Fierce COVID-19 cases expected to limit US labor market in December

WASHINGTON (Reuters) – The U.S. economy probably created the least jobs in seven months in December or even shrugged off workers as the country succumbed to an onslaught of COVID-19 infections, which would be the start of a gloomy winter .

MANAGEMENT PHOTO: Construction workers wait in line to do a temperature test to return to work after lunch, amid outbreak of coronavirus (COVID-19), in New York City, New York, USA, 10 November. 2020. REUTERS / Carlo Allegri

Despite the expected weakness in the Labor Department’s careful report on employment on Friday, the economy is unlikely to fall back into a recession, with additional pandemic relief approved by the government at the end of December. More fiscal stimulus is expected.

Democrats won two Senate seats in the Georgia election this week, gaining control of the chamber and raising the prospects for President-elect Joe Biden’s legislative agenda.

Biden is sworn in on January 20, and the economy recovers just over half of the 22.2 million jobs lost during the recession that began in February. At least 19 million Americans receive unemployment checks.

“Job growth has slowed as the easy part of recovery in the labor market, which reminds workers, mostly runs,” said Ryan Sweet, a senior economist at Moody’s Analytics in West Chester, Pennsylvania. “The increase in COVID-19 cases and stricter restrictions to limit the spread of the virus was a major weight on the labor market in December.”

According to the Reuters survey among economists, salaries for non-farmers probably rose by 77,000 jobs last month after rising by 245,000 in November. That would be the smallest gain since job recovery began in May, leaving the job at about 9.763 million jobs below its February high.

There is even a strong possibility that the payrolls dropped in December, which would end a seven-month lease setup. First applications for unemployment benefits increased in mid-December when employers were examined for the job report.

Companies announced an increase in retrenchments of 18.9% last month and some service delivery has shrunk. Consumers were also very poor in their assessment of the labor market.

STIMULUS, VACCINES HOPE

But any decline in the payroll is unlikely to mean the start of job losses. Congress last week approved nearly $ 900 billion in additional stimulus, which is expected to increase household income and consumer spending. Economists expect the Biden administration to provide another package by March and increase infrastructure spending.

There is also optimism that the roll-out of coronavirus vaccines will be better coordinated under the new government.

“We are in the midst of a slowdown that must come through the holiday closures and the virus surge,” said Joel Naroff, chief economist at Naroff Economics in Holland, Pennsylvania. “Hopefully we will see better coordination on the vaccination front, but given the indifference to health that the population has shown over the past few months, it is difficult to see that the virus will do anything else if it gets worse.”

Salaries last month were likely held back by job losses in the leisure and hospitality sector, with most jurisdictions banning indoor dining. Production and construction industries probably employed more workers to meet the huge demand for goods such as motor vehicles and houses. It emphasizes a K-shaped recovery where better paid workers are doing well while lower paid workers are struggling.
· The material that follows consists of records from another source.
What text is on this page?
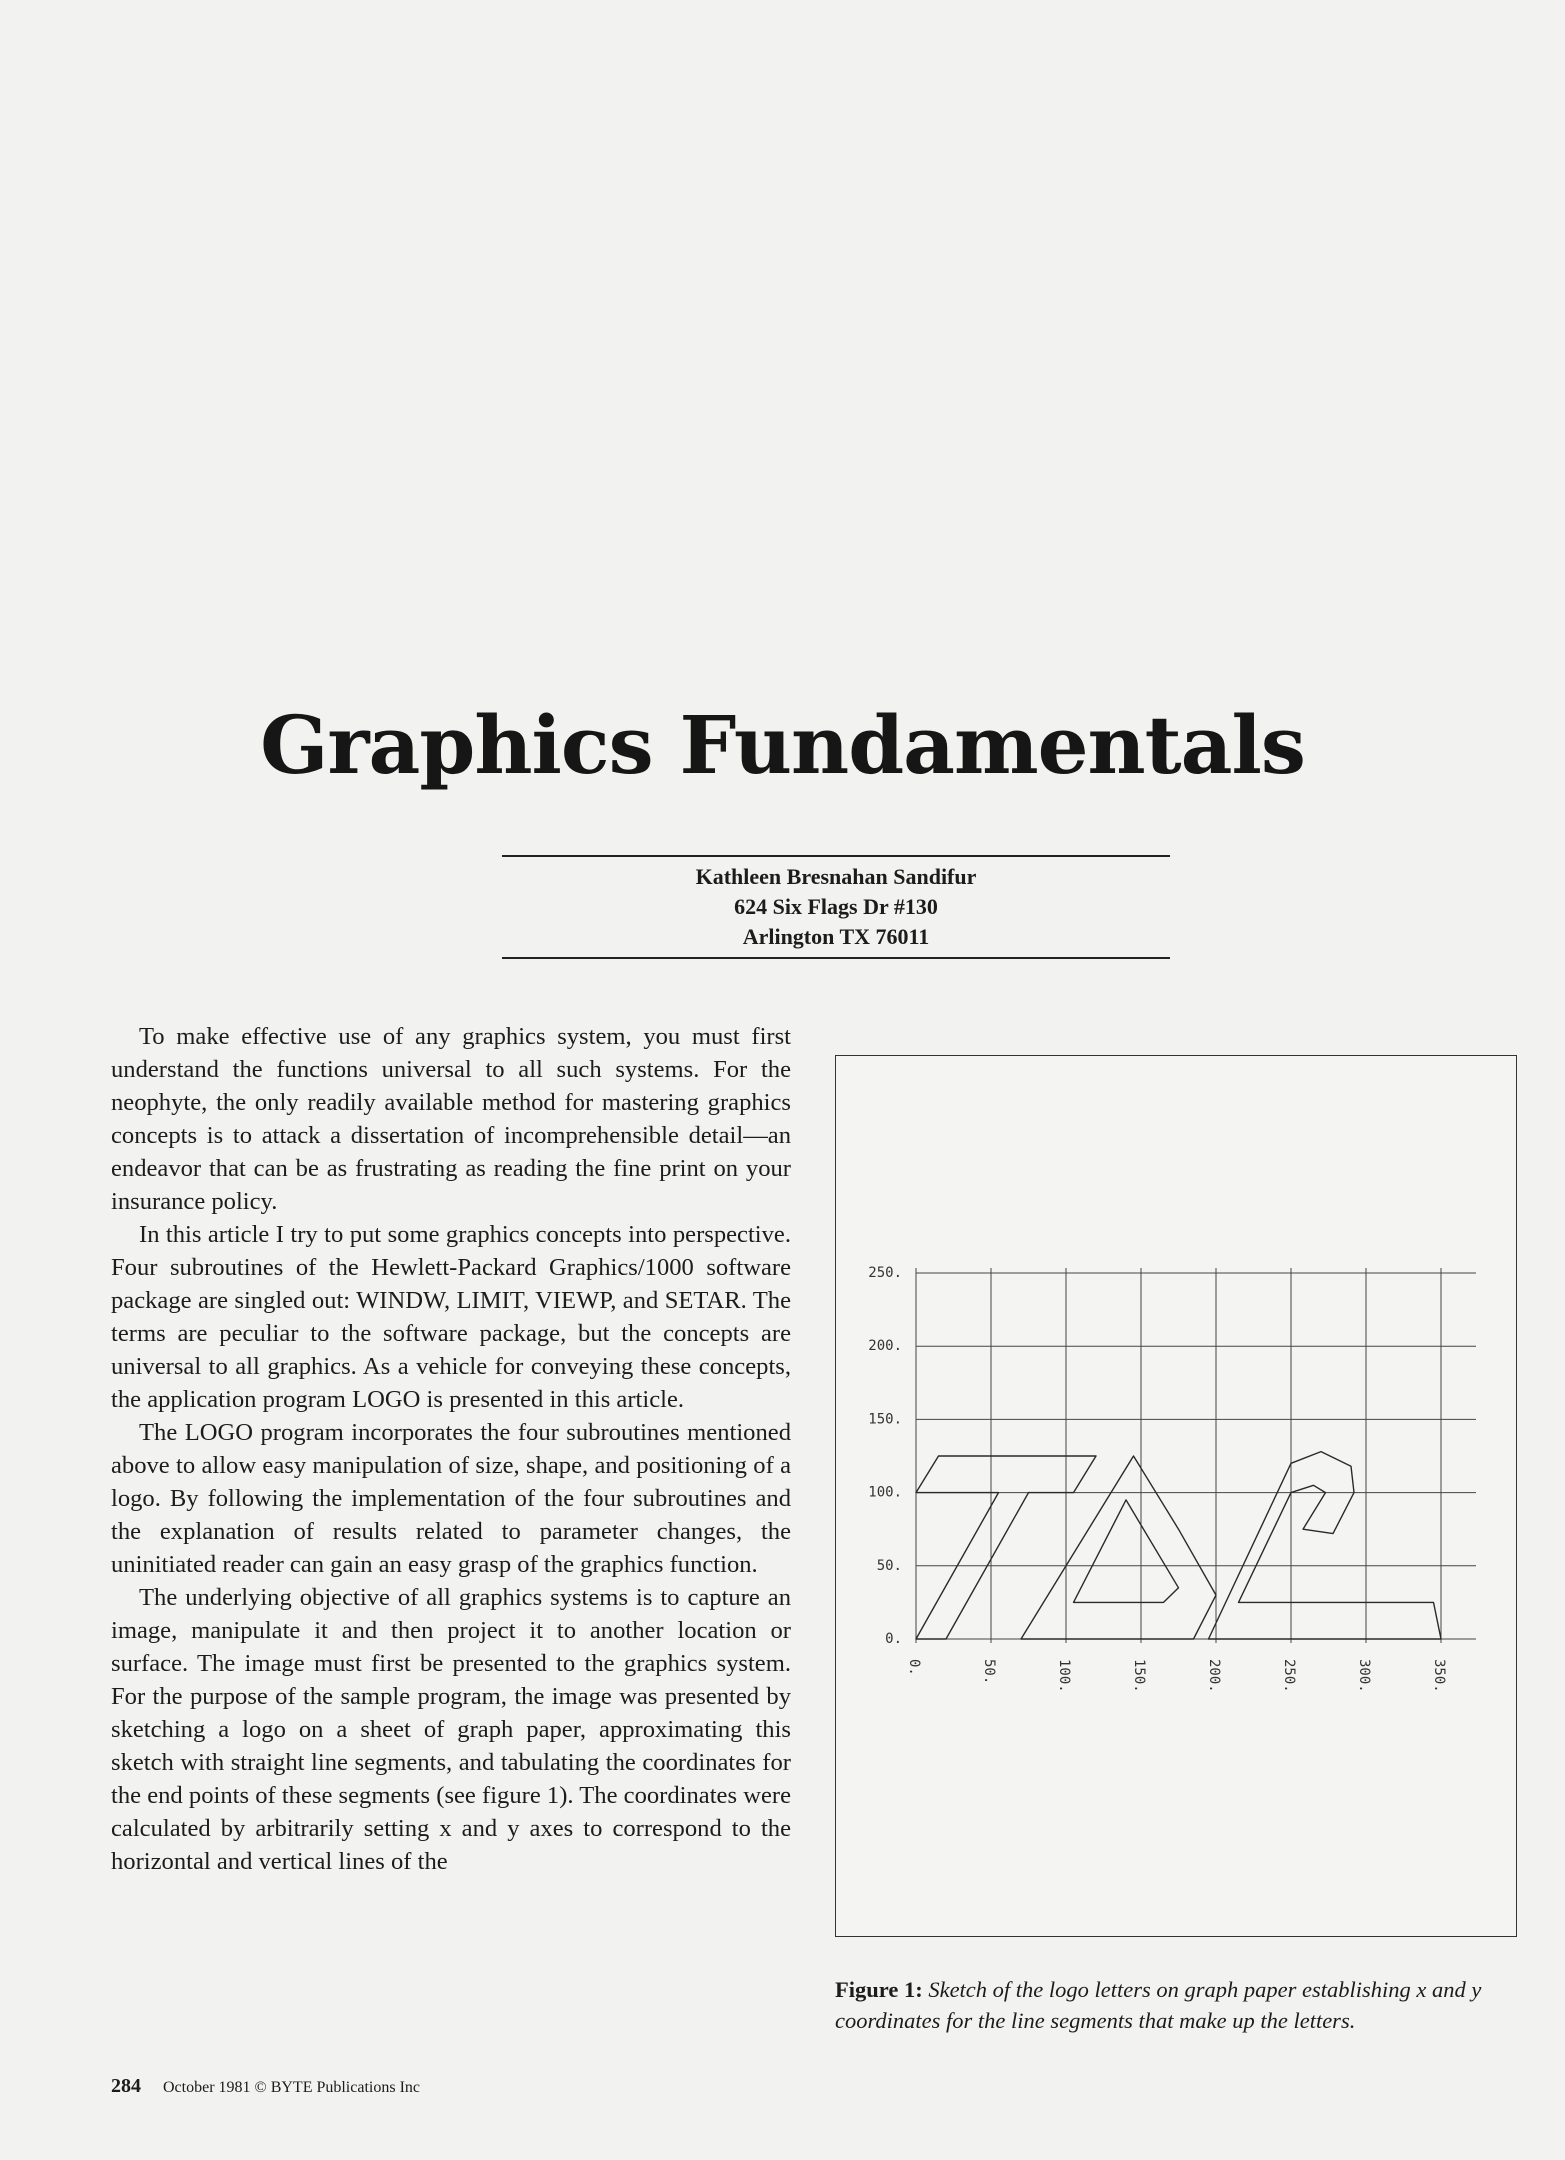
Graphics Fundamentals
Kathleen Bresnahan Sandifur
624 Six Flags Dr #130
Arlington TX 76011

To make effective use of any graphics system, you must first understand the functions universal to all such systems. For the neophyte, the only readily available method for mastering graphics concepts is to attack a dissertation of incomprehensible detail—an endeavor that can be as frustrating as reading the fine print on your insurance policy.

In this article I try to put some graphics concepts into perspective. Four subroutines of the Hewlett-Packard Graphics/1000 software package are singled out: WINDW, LIMIT, VIEWP, and SETAR. The terms are peculiar to the software package, but the concepts are universal to all graphics. As a vehicle for conveying these concepts, the application program LOGO is presented in this article.

The LOGO program incorporates the four subroutines mentioned above to allow easy manipulation of size, shape, and positioning of a logo. By following the implementation of the four subroutines and the explanation of results related to parameter changes, the uninitiated reader can gain an easy grasp of the graphics function.

The underlying objective of all graphics systems is to capture an image, manipulate it and then project it to another location or surface. The image must first be presented to the graphics system. For the purpose of the sample program, the image was presented by sketching a logo on a sheet of graph paper, approximating this sketch with straight line segments, and tabulating the coordinates for the end points of these segments (see figure 1). The coordinates were calculated by arbitrarily setting x and y axes to correspond to the horizontal and vertical lines of the

0.
50.
100.
150.
200.
250.
0.	50.	100.	150.	200.	250.	300.	350.
Figure 1: Sketch of the logo letters on graph paper establishing x and y coordinates for the line segments that make up the letters.
284 October 1981 © BYTE Publications Inc
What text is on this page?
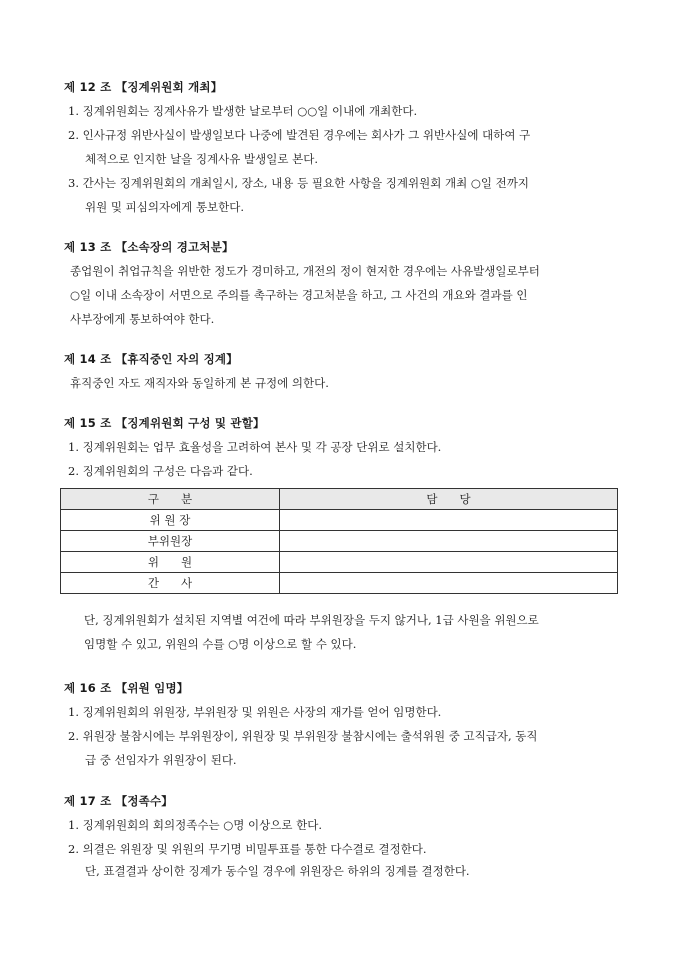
제 12 조 【징계위원회 개최】
1. 징계위원회는 징계사유가 발생한 날로부터 ○○일 이내에 개최한다.
2. 인사규정 위반사실이 발생일보다 나중에 발견된 경우에는 회사가 그 위반사실에 대하여 구
체적으로 인지한 날을 징계사유 발생일로 본다.
3. 간사는 징계위원회의 개최일시, 장소, 내용 등 필요한 사항을 징계위원회 개최 ○일 전까지
위원 및 피심의자에게 통보한다.
제 13 조 【소속장의 경고처분】
종업원이 취업규칙을 위반한 정도가 경미하고, 개전의 정이 현저한 경우에는 사유발생일로부터
○일 이내 소속장이 서면으로 주의를 촉구하는 경고처분을 하고, 그 사건의 개요와 결과를 인
사부장에게 통보하여야 한다.
제 14 조 【휴직중인 자의 징계】
휴직중인 자도 재직자와 동일하게 본 규정에 의한다.
제 15 조 【징계위원회 구성 및 관할】
1. 징계위원회는 업무 효율성을 고려하여 본사 및 각 공장 단위로 설치한다.
2. 징계위원회의 구성은 다음과 같다.
구      분	담      당
위 원 장	
부위원장	
위      원	
간      사	
단, 징계위원회가 설치된 지역별 여건에 따라 부위원장을 두지 않거나, 1급 사원을 위원으로
임명할 수 있고, 위원의 수를 ○명 이상으로 할 수 있다.
제 16 조 【위원 임명】
1. 징계위원회의 위원장, 부위원장 및 위원은 사장의 재가를 얻어 임명한다.
2. 위원장 불참시에는 부위원장이, 위원장 및 부위원장 불참시에는 출석위원 중 고직급자, 동직
급 중 선임자가 위원장이 된다.
제 17 조 【정족수】
1. 징계위원회의 회의정족수는 ○명 이상으로 한다.
2. 의결은 위원장 및 위원의 무기명 비밀투표를 통한 다수결로 결정한다.
단, 표결결과 상이한 징계가 동수일 경우에 위원장은 하위의 징계를 결정한다.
The work of the government has probably diminished for a fourth consecutive month. Most of the job losses were in the education of local authorities, and most schools switched to online learning.

The unemployment rate is expected to rise to 6.8% in December from 6.7% in November. The unemployment rate is underestimated by people who mistakenly consider themselves “unemployed but absent from work”.

The government will on Friday review the series of household surveys from which the unemployment rate is obtained, which goes back five years. However, the review error is not expected to be corrected.

“Given the huge swing in most domestic survey series in 2020, these revisions are likely to be larger than usual this year, but it will obviously not be the basic story of a sharp decline in employment in the spring, followed by a sustained one. Change, do not change. but incomplete recovery in subsequent months, ”said Lou Crandall, chief economist at Wrightson ICAP in Jersey City.

The revisions will include labor force participation, whether the working-age working-class or job-seeking ratio of Americans, as well as the working-to-population ratio, which is considered a measure of an economy’s ability to create jobs.